L’émotion n’est pas considérée comme un problème à supprimer mais comme une information à comprendre.
Quelle différence avec la sophrologie ? La pleine conscience et la sophrologie ne poursuivent pas exactement le même objectif.
La sophrologie et la pleine conscience partagent plusieurs points communs :
- l’attention portée au corps ;
- l’observation des sensations ;
- le développement de la présence à soi.
La sophrologie intègre en plus :
- la respiration ;
- la relaxation dynamique ;
- la visualisation ;
- le développement des ressources personnelles.
Les deux approches peuvent être complémentaires selon les besoins de l’enfant.
La pleine conscience
L’objectif principal est :
observer ce qui est présent ici et maintenant, sans chercher à le modifier.

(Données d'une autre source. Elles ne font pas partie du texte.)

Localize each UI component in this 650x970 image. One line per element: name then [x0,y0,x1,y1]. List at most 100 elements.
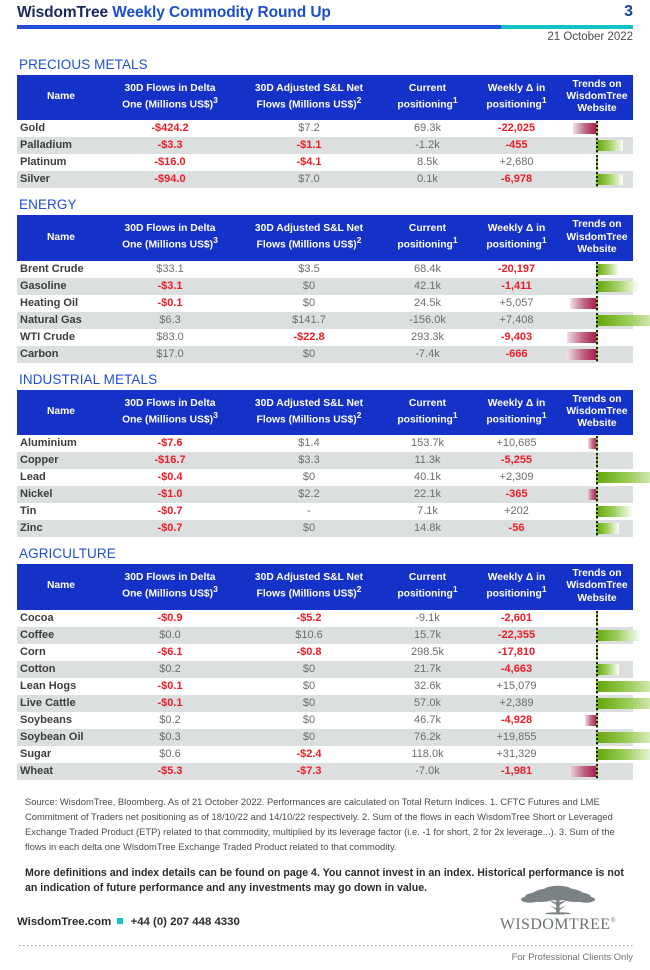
cell-flows-delta-one: -$0.4 [157,471,183,484]
cell-trend-sparkline[interactable] [561,610,633,627]
footer-phone[interactable]: +44 (0) 207 448 4330 [130,916,240,928]
cell-flows-delta-one: -$6.1 [157,645,183,658]
table-row: Cocoa -$0.9 -$5.2 -9.1k -2,601 [17,610,633,627]
commodity-name: Soybeans [20,713,72,726]
commodity-name: Corn [20,645,46,658]
cell-trend-sparkline[interactable] [561,644,633,661]
cell-adjusted-net-flows: $141.7 [235,311,383,329]
cell-adjusted-net-flows: -$1.1 [235,137,383,155]
trend-sparkline [564,695,650,711]
cell-adjusted-net-flows: $10.6 [235,626,383,644]
trend-sparkline [564,453,630,469]
table-row: Live Cattle -$0.1 $0 57.0k +2,389 [17,694,650,712]
column-header-flows: 30D Flows in Delta One (Millions US$)3 [105,564,235,610]
commodity-table: Name 30D Flows in Delta One (Millions US$)… [17,215,650,363]
commodity-name: Lead [20,471,46,484]
table-row: Zinc -$0.7 $0 14.8k -56 [17,520,633,538]
cell-trend-sparkline[interactable] [561,295,633,312]
cell-current-positioning: -7.0k [383,762,472,780]
commodity-name: Copper [17,452,105,470]
cell-trend-sparkline[interactable] [561,694,650,712]
cell-trend-sparkline[interactable] [561,660,633,678]
cell-flows-delta-one: -$0.7 [157,505,183,518]
cell-current-positioning: 11.3k [383,452,472,470]
commodity-section: INDUSTRIAL METALS Name 30D Flows in Delta O… [17,372,650,538]
cell-trend-sparkline[interactable] [561,329,633,346]
column-header-current-positioning: Current positioning1 [383,215,472,261]
commodity-section: PRECIOUS METALS Name 30D Flows in Delta One… [17,57,633,189]
cell-trend-sparkline[interactable] [561,345,633,363]
cell-flows-delta-one: -$94.0 [105,171,235,189]
cell-adjusted-net-flows: -$5.2 [296,611,322,624]
table-row: Copper -$16.7 $3.3 11.3k -5,255 [17,452,633,470]
cell-trend-sparkline[interactable] [561,728,650,746]
cell-weekly-positioning: +31,329 [496,747,537,760]
cell-flows-delta-one: $83.0 [156,330,184,343]
cell-trend-sparkline[interactable] [561,137,633,155]
trend-sparkline [564,278,639,294]
footer-website[interactable]: WisdomTree.com [17,916,112,928]
cell-weekly-positioning: +10,685 [496,437,537,450]
cell-trend-sparkline[interactable] [561,678,650,695]
trend-baseline-icon [596,610,598,626]
cell-weekly-positioning: +2,680 [499,156,534,169]
trend-sparkline [564,436,630,452]
cell-trend-sparkline[interactable] [561,746,650,763]
cell-current-positioning: 68.4k [414,262,441,275]
cell-trend-sparkline[interactable] [561,712,633,729]
table-row: WTI Crude $83.0 -$22.8 293.3k -9,403 [17,329,633,346]
trend-sparkline [564,521,630,537]
table-row: Palladium -$3.3 -$1.1 -1.2k -455 [17,137,633,155]
trend-baseline-icon [596,295,598,311]
column-header-flows: 30D Flows in Delta One (Millions US$)3 [105,75,235,121]
trend-bar-negative [567,348,597,360]
header-rule-teal [500,25,633,29]
report-date: 21 October 2022 [547,31,633,43]
cell-adjusted-net-flows: $0 [235,520,383,538]
cell-current-positioning: 42.1k [383,277,472,295]
cell-trend-sparkline[interactable] [561,452,633,470]
column-header-name: Name [17,564,105,610]
cell-trend-sparkline[interactable] [561,171,633,189]
trend-bar-negative [570,297,597,309]
teal-square-icon [117,918,124,925]
trend-bar-negative [585,714,597,726]
trend-bar-negative [573,123,597,135]
cell-trend-sparkline[interactable] [561,469,650,486]
cell-current-positioning: 14.8k [383,520,472,538]
cell-trend-sparkline[interactable] [561,626,641,644]
commodity-name: Soybean Oil [17,728,105,746]
trend-baseline-icon [596,278,598,294]
trend-bar-positive [597,680,650,692]
trend-baseline-icon [596,329,598,345]
cell-trend-sparkline[interactable] [561,154,633,171]
trend-bar-positive [597,506,633,518]
column-header-trends: Trends on WisdomTree Website [561,215,633,261]
cell-current-positioning: 153.7k [410,437,445,450]
cell-trend-sparkline[interactable] [561,762,633,780]
column-header-weekly-positioning: Weekly Δ in positioning1 [472,215,561,261]
trend-baseline-icon [596,644,598,660]
cell-trend-sparkline[interactable] [561,435,633,452]
cell-trend-sparkline[interactable] [561,486,633,504]
commodity-name: Nickel [17,486,105,504]
cell-current-positioning: -7.4k [383,345,472,363]
commodity-table: Name 30D Flows in Delta One (Millions US$)… [17,564,650,780]
trend-baseline-icon [596,155,598,171]
cell-current-positioning: 298.5k [410,645,445,658]
cell-trend-sparkline[interactable] [561,261,633,278]
cell-trend-sparkline[interactable] [561,311,650,329]
table-row: Natural Gas $6.3 $141.7 -156.0k +7,408 [17,311,650,329]
cell-trend-sparkline[interactable] [561,520,633,538]
trend-bar-negative [587,489,597,501]
cell-trend-sparkline[interactable] [561,503,633,520]
trend-bar-negative [588,438,597,450]
cell-trend-sparkline[interactable] [561,120,633,137]
trend-bar-positive [597,731,650,743]
table-row: Soybean Oil $0.3 $0 76.2k +19,855 [17,728,650,746]
cell-trend-sparkline[interactable] [561,277,639,295]
cell-flows-delta-one: -$0.7 [105,520,235,538]
commodity-name: Zinc [17,520,105,538]
trend-sparkline [564,763,630,779]
trend-baseline-icon [596,453,598,469]
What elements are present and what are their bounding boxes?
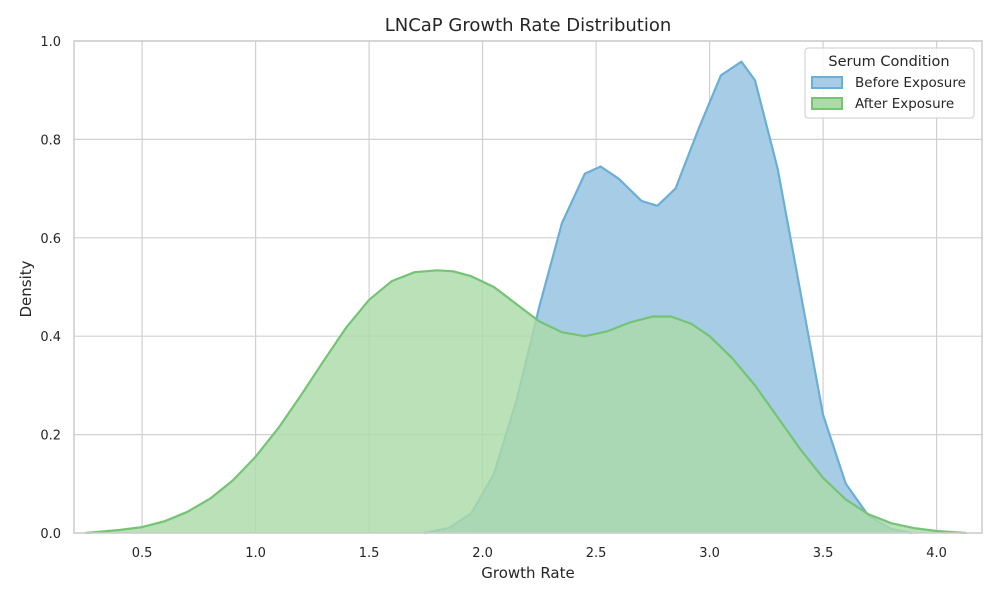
x-tick-label: 4.0 (926, 546, 947, 561)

On apprend à porter son attention sur :
- sa respiration,
- les sensations du corps,
- les pensées,
- les émotions,
avec une attitude d’accueil et de curiosité.
On ne cherche pas à supprimer la colère.
On ne cherche pas à produire du calme.
On observe :
“Je suis en colère.”
“Mon cœur bat vite.”
“Je sens une tension dans mon ventre.”
L’idée est que cette observation modifie progressivement notre relation à l’émotion.
La sophrologie
La sophrologie comporte également cette dimension d’observation.
Mais elle va plus loin.
Son objectif est souvent :
développer ou renforcer certaines ressources.
Par exemple :
- retrouver du calme ;
- renforcer la confiance en soi ;
- préparer un examen ;
- mieux dormir ;
- développer sa capacité à faire face à une situation.
La sophrologie utilise pour cela :
- la respiration ;
- le mouvement ;
- la détente musculaire ;
- la visualisation ;
- la mobilisation des souvenirs positifs ;
- la projection dans l’avenir.
Autrement dit :
La pleine conscience observe l’expérience.
La sophrologie observe l’expérience et agit volontairement sur certaines ressources.
Une image simple: Imaginons un enfant très anxieux avant une évaluation scolaire.
En pleine conscience:
On pourrait lui proposer :
Observe ton souffle.
Observe les sensations dans ton corps.
Observe ton inquiétude.
Accueille-la sans chercher à la faire disparaître.
En sophrologie:
On pourrait lui proposer :
Respirer.
Relâcher certaines tensions.
Retrouver le souvenir d’une réussite passée.
Se projeter sereinement dans l’évaluation.
Mobiliser sa confiance.
Une autre façon de le dire:
La pleine conscience pourrait être résumée par :
Voir clairement ce qui est là.
La sophrologie pourrait être résumée par :
Voir clairement ce qui est là et mobiliser ses ressources pour avancer.
Une découverte adaptée à l’âge de l’enfant
Chez les plus jeunes, la pleine conscience se pratique généralement sous forme :
- d’exercices d’attention ;
- d’observation sensorielle ;
- de respiration ;
- de jeux de concentration ;
- de moments de calme adaptés à leur âge.
L’objectif reste toujours le même : aider l’enfant à mieux comprendre ce qui se passe en lui pour grandir avec davantage de sérénité.